Showing posts with label BirdLife International. Show all posts
Showing posts with label BirdLife International. Show all posts

Tuesday, December 2, 2014

Ontario Trails News - this could mean more days of trail use in Algonquin Park

Find out more about the Friends of Algonquin Park

Environmental commissioner recommends banning Algonquin Park logging

Almaguin News
ALMAGUIN – Logging is banned in 338 of Ontario’s provincial parks but the 339th, Algonquin Park, is the exception.
Gord Miller, Ontario’s environmental commissioner, says the government should commit to ending logging in Algonquin too.
“Algonquin is Ontario’s oldest provincial park and it’s high time that we brought it in line with modern values,” says Miller.
“Right now, it does not even qualify as a protected area under international standards.”

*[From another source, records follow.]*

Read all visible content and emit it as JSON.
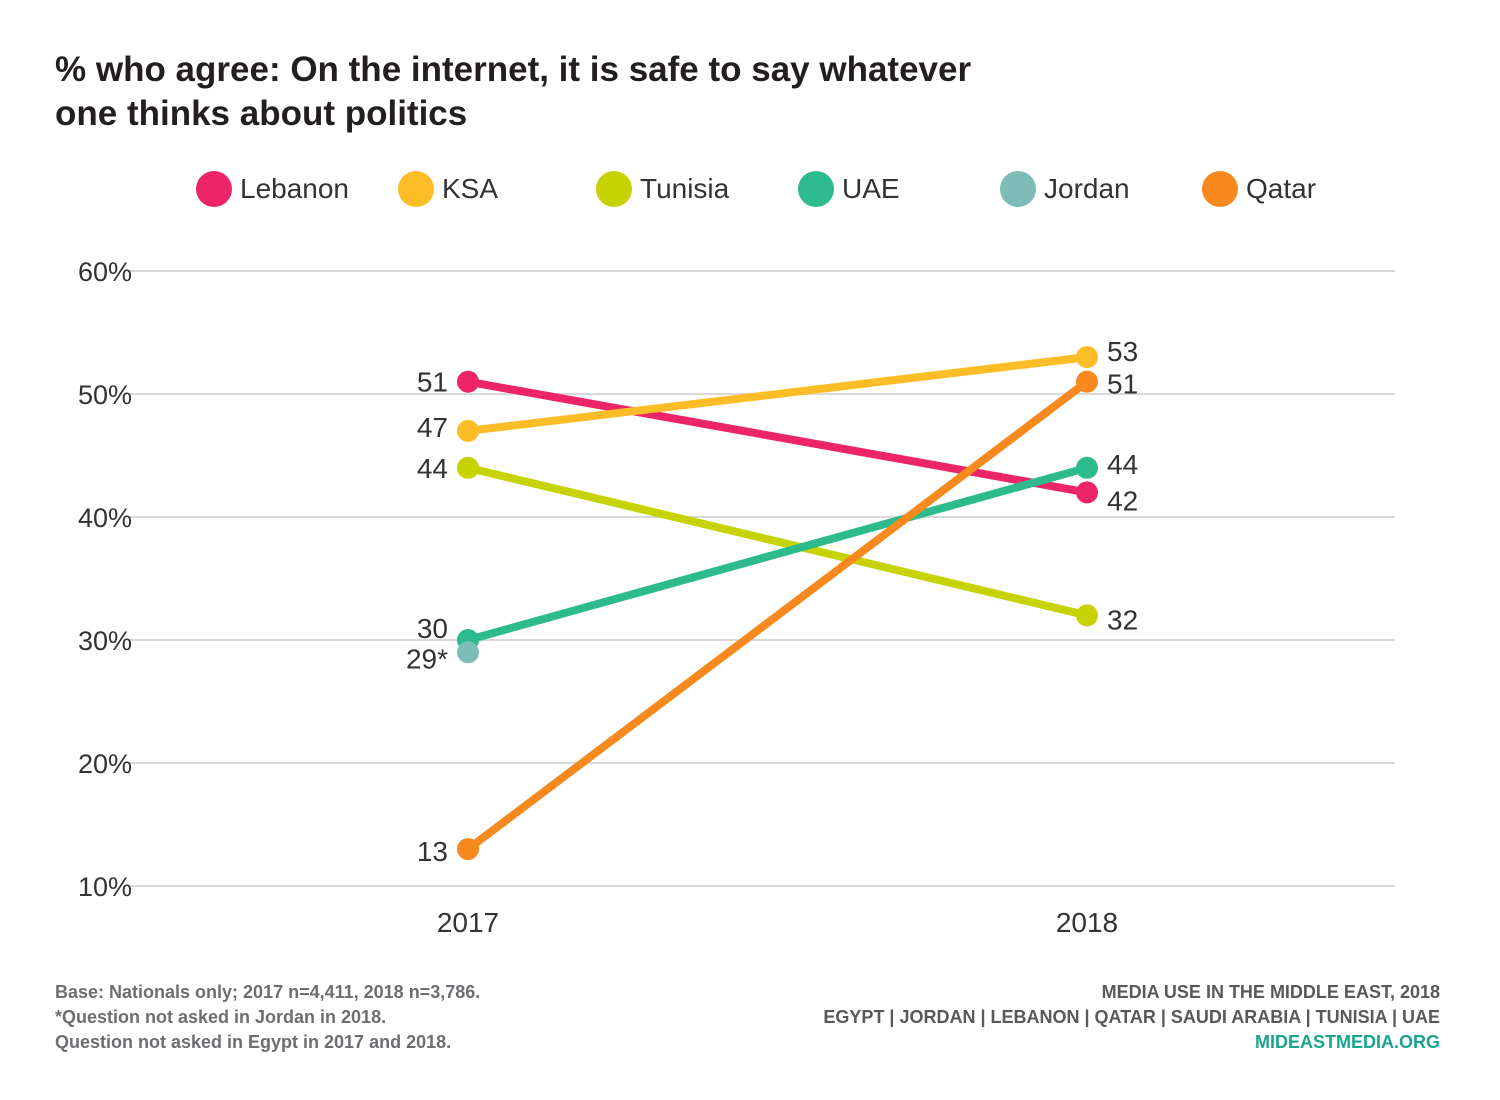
{
  "title_lines": [
    "% who agree: On the internet, it is safe to say whatever",
    "one thinks about politics"
  ],
  "chart_data": {
    "type": "line",
    "title": "% who agree: On the internet, it is safe to say whatever one thinks about politics",
    "x": [
      "2017",
      "2018"
    ],
    "ylim": [
      10,
      60
    ],
    "y_ticks": [
      "10%",
      "20%",
      "30%",
      "40%",
      "50%",
      "60%"
    ],
    "y_tick_values": [
      10,
      20,
      30,
      40,
      50,
      60
    ],
    "grid": true,
    "legend_position": "top",
    "series": [
      {
        "name": "Lebanon",
        "color": "#ec2569",
        "values": [
          51,
          42
        ],
        "labels": [
          "51",
          "42"
        ]
      },
      {
        "name": "KSA",
        "color": "#fcbd26",
        "values": [
          47,
          53
        ],
        "labels": [
          "47",
          "53"
        ]
      },
      {
        "name": "Tunisia",
        "color": "#c6d300",
        "values": [
          44,
          32
        ],
        "labels": [
          "44",
          "32"
        ]
      },
      {
        "name": "UAE",
        "color": "#2dbb8d",
        "values": [
          30,
          44
        ],
        "labels": [
          "30",
          "44"
        ]
      },
      {
        "name": "Jordan",
        "color": "#7ebcb8",
        "values": [
          29,
          null
        ],
        "labels": [
          "29*",
          ""
        ]
      },
      {
        "name": "Qatar",
        "color": "#f7891f",
        "values": [
          13,
          51
        ],
        "labels": [
          "13",
          "51"
        ]
      }
    ]
  },
  "footer_left": [
    "Base: Nationals only; 2017 n=4,411, 2018 n=3,786.",
    "*Question not asked in Jordan in 2018.",
    "Question not asked in Egypt in 2017 and 2018."
  ],
  "footer_right": {
    "line1": "MEDIA USE IN THE MIDDLE EAST, 2018",
    "line2": "EGYPT | JORDAN | LEBANON | QATAR | SAUDI ARABIA | TUNISIA | UAE",
    "url": "MIDEASTMEDIA.ORG"
  }
}
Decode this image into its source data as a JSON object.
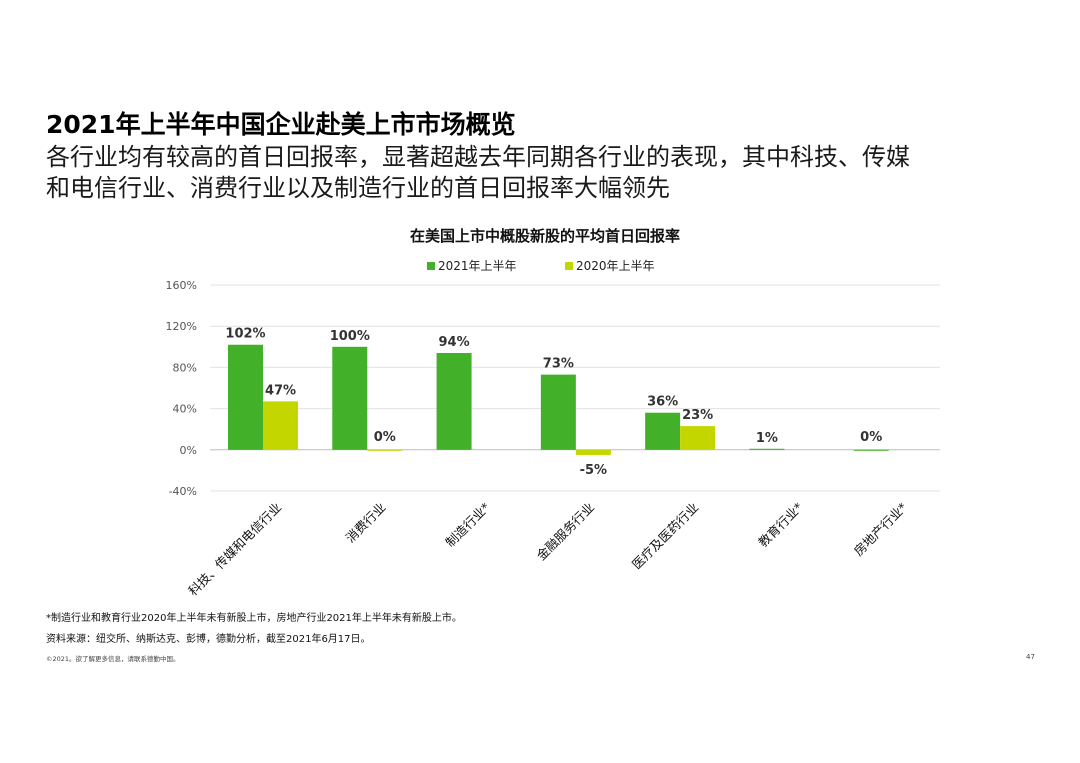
{
  "heading": {
    "main": "2021年上半年中国企业赴美上市市场概览",
    "sub_line1": "各行业均有较高的首日回报率，显著超越去年同期各行业的表现，其中科技、传媒",
    "sub_line2": "和电信行业、消费行业以及制造行业的首日回报率大幅领先"
  },
  "chart_data": {
    "type": "bar",
    "title": "在美国上市中概股新股的平均首日回报率",
    "categories": [
      "科技、传媒和电信行业",
      "消费行业",
      "制造行业*",
      "金融服务行业",
      "医疗及医药行业",
      "教育行业*",
      "房地产行业*"
    ],
    "series": [
      {
        "name": "2021年上半年",
        "values": [
          102,
          100,
          94,
          73,
          36,
          1,
          0
        ],
        "labels": [
          "102%",
          "100%",
          "94%",
          "73%",
          "36%",
          "1%",
          "0%"
        ],
        "color": "#43b02a"
      },
      {
        "name": "2020年上半年",
        "values": [
          47,
          0,
          null,
          -5,
          23,
          null,
          null
        ],
        "labels": [
          "47%",
          "0%",
          null,
          "-5%",
          "23%",
          null,
          null
        ],
        "color": "#c4d600"
      }
    ],
    "yticks": [
      160,
      120,
      80,
      40,
      0,
      -40
    ],
    "ytick_labels": [
      "160%",
      "120%",
      "80%",
      "40%",
      "0%",
      "-40%"
    ],
    "ylim": [
      -40,
      160
    ],
    "grid": true,
    "legend_position": "top"
  },
  "footnotes": {
    "note": "*制造行业和教育行业2020年上半年未有新股上市，房地产行业2021年上半年未有新股上市。",
    "source": "资料来源：纽交所、纳斯达克、彭博，德勤分析，截至2021年6月17日。",
    "copyright": "©2021。欲了解更多信息，请联系德勤中国。",
    "page_number": "47"
  }
}
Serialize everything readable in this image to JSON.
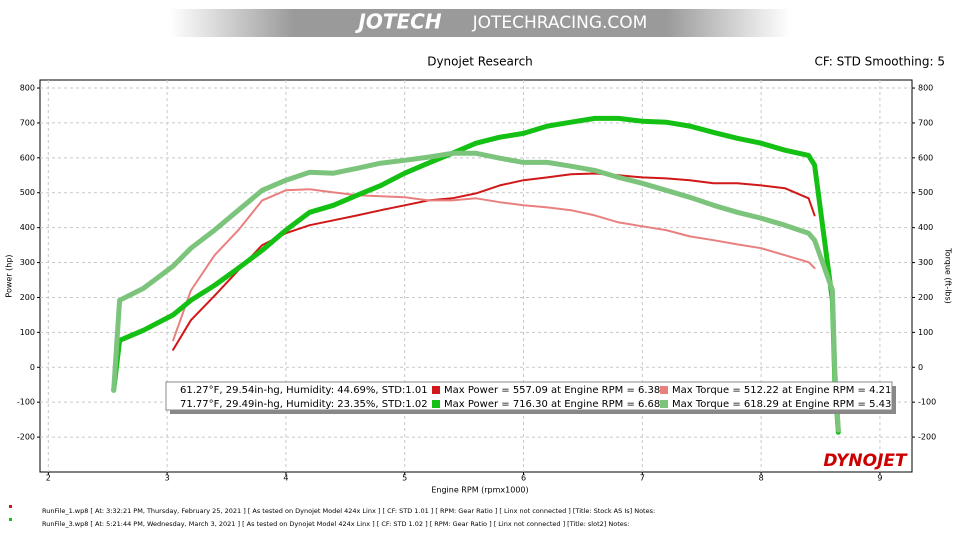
{
  "header": {
    "logo": "JOTECH",
    "site": "JOTECHRACING.COM"
  },
  "chart_data": {
    "type": "line",
    "title": "Dynojet Research",
    "subtitle": "CF: STD Smoothing: 5",
    "x_label": "Engine RPM (rpmx1000)",
    "y_label": "Power (hp)",
    "y2_label": "Torque (ft-lbs)",
    "watermark": "DYNOJET",
    "x": [
      2.55,
      2.6,
      2.8,
      3.05,
      3.2,
      3.4,
      3.6,
      3.8,
      4.0,
      4.2,
      4.4,
      4.6,
      4.8,
      5.0,
      5.2,
      5.4,
      5.6,
      5.8,
      6.0,
      6.2,
      6.4,
      6.6,
      6.8,
      7.0,
      7.2,
      7.4,
      7.6,
      7.8,
      8.0,
      8.2,
      8.4,
      8.45,
      8.6,
      8.62,
      8.65
    ],
    "xlim": [
      1.93,
      9.27
    ],
    "xticks": [
      2,
      3,
      4,
      5,
      6,
      7,
      8,
      9
    ],
    "ylim": [
      -300,
      823
    ],
    "yticks": [
      -200,
      -100,
      0,
      100,
      200,
      300,
      400,
      500,
      600,
      700,
      800
    ],
    "y2lim": [
      -300,
      823
    ],
    "y2ticks": [
      -200,
      -100,
      0,
      100,
      200,
      300,
      400,
      500,
      600,
      700,
      800
    ],
    "grid": true,
    "conditions": [
      "61.27°F, 29.54in-hg, Humidity: 44.69%, STD:1.01",
      "71.77°F, 29.49in-hg, Humidity: 23.35%, STD:1.02"
    ],
    "series": [
      {
        "name": "Max Power = 557.09 at Engine RPM = 6.38",
        "color": "#d01818",
        "width": 2,
        "values": [
          null,
          null,
          null,
          50,
          135,
          205,
          278,
          350,
          384,
          407,
          421,
          435,
          450,
          464,
          478,
          484,
          498,
          521,
          536,
          544,
          553,
          555,
          550,
          544,
          541,
          536,
          527,
          527,
          521,
          513,
          484,
          435,
          null,
          null,
          null
        ]
      },
      {
        "name": "Max Torque = 512.22 at Engine RPM = 4.21",
        "color": "#e98080",
        "width": 2,
        "axis": "y2",
        "values": [
          null,
          null,
          null,
          77,
          220,
          321,
          393,
          478,
          507,
          510,
          501,
          493,
          490,
          487,
          478,
          478,
          484,
          473,
          464,
          458,
          450,
          435,
          415,
          404,
          393,
          375,
          364,
          352,
          341,
          321,
          301,
          284,
          null,
          null,
          null
        ]
      },
      {
        "name": "Max Power = 716.30 at Engine RPM = 6.68",
        "color": "#14c014",
        "width": 5,
        "values": [
          -66,
          77,
          106,
          150,
          192,
          235,
          284,
          335,
          393,
          444,
          464,
          493,
          521,
          556,
          585,
          613,
          642,
          659,
          670,
          691,
          702,
          713,
          713,
          705,
          702,
          691,
          673,
          656,
          642,
          622,
          607,
          579,
          192,
          -37,
          -186
        ]
      },
      {
        "name": "Max Torque = 618.29 at Engine RPM = 5.43",
        "color": "#7cc47c",
        "width": 5,
        "axis": "y2",
        "values": [
          -66,
          192,
          226,
          290,
          341,
          393,
          450,
          507,
          536,
          559,
          556,
          570,
          585,
          593,
          602,
          613,
          613,
          599,
          587,
          587,
          576,
          564,
          544,
          527,
          507,
          487,
          464,
          444,
          427,
          407,
          384,
          364,
          221,
          -9,
          -180
        ]
      }
    ]
  },
  "footer": [
    {
      "color": "#d01818",
      "text": "RunFile_1.wp8 [ At: 3:32:21 PM, Thursday, February 25, 2021 ] [ As tested on Dynojet Model 424x Linx ] [ CF: STD 1.01 ] [ RPM: Gear Ratio ] [ Linx not connected ] [Title: Stock AS Is]  Notes:"
    },
    {
      "color": "#14c014",
      "text": "RunFile_3.wp8 [ At: 5:21:44 PM, Wednesday, March 3, 2021 ] [ As tested on Dynojet Model 424x Linx ] [ CF: STD 1.02 ] [ RPM: Gear Ratio ] [ Linx not connected ] [Title: slot2]  Notes:"
    }
  ]
}
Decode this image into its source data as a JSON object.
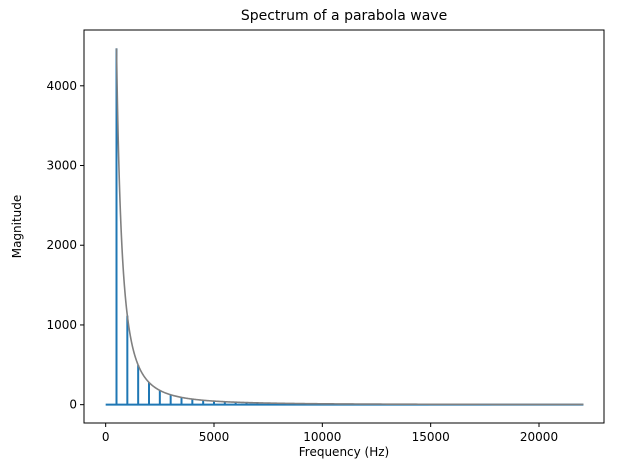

"Much has changed since the park’s early days. Today, the park is more than twice its original size, covering over 7,600 square kilometres." 
- Gord Miller

Miller released his 2013/14 annual report on Oct. 7. According to the report, Algonquin Park was established in 1893 as a public park, forest reservation, fish and game preserve, and “health resort and pleasure ground” for the people of Ontario. “As the oldest provincial park in Ontario, the early administration of Algonquin Park differed greatly from today’s accepted approaches to protected area management,” reads section 3.4 of the report.
“For example, the legislation establishing the park allowed for many activities that would now be viewed as incompatible with the purposes of a protected area, including: killing wolves, bears and other “noxious or injurious” wildlife; mining; and logging.
“Much has changed since the park’s early days. Today, the park is more than twice its original size, covering over 7,600 square kilometres. Algonquin Park has become an integral part of Ontario’s natural heritage and cultural identity; it receives more than 800,000 visitors a year. The park’s abundant biological diversity, which includes at least 16 species at risk, has become increasingly important given the mounting threats to biodiversity in Ontario.”
Miller says there are more than 2,000-kms of logging roads in Algonquin Park and several thousand kilometres more of abandoned ones. “These roads cause a number of problems in the Park, damaging habitat, harming wildlife and acting as pathways for invasive species.”
The government recently reduced the area of the park open to logging, but almost two-thirds of Algonquin is still potentially open to timber harvesting.
Miller says logging in Algonquin is unnecessary, as there is an ample wood supply in the areas outside of the park.
“I am deeply disturbed that Ontario’s flagship park continues to receive the lowest level of protection of any of the province’s protected areas,” says Miller.
“This flies in the face of the Provincial Parks and Conservation Reserves Act, 2006, which says that ecological integrity should be the top priority for managing and operating all parks.”
Miller goes on about this point in his report.
“Indeed, the government has never allowed public consultation with regard to if Algonquin Park should be logged, only where and how much,” he writes.
“MNR should bring the management of the province’s flagship park into alignment with the important role of provincial parks today and afford Algonquin Park the same level of protection as the rest of Ontario’s protected areas. The ECO strongly urges MNR to end commercial logging in Algonquin Provincial Park. The Ontario government should live up to its commitment to the conservation of biodiversity by ensuring that all provincial parks and conservation reserves receive appropriate protection.”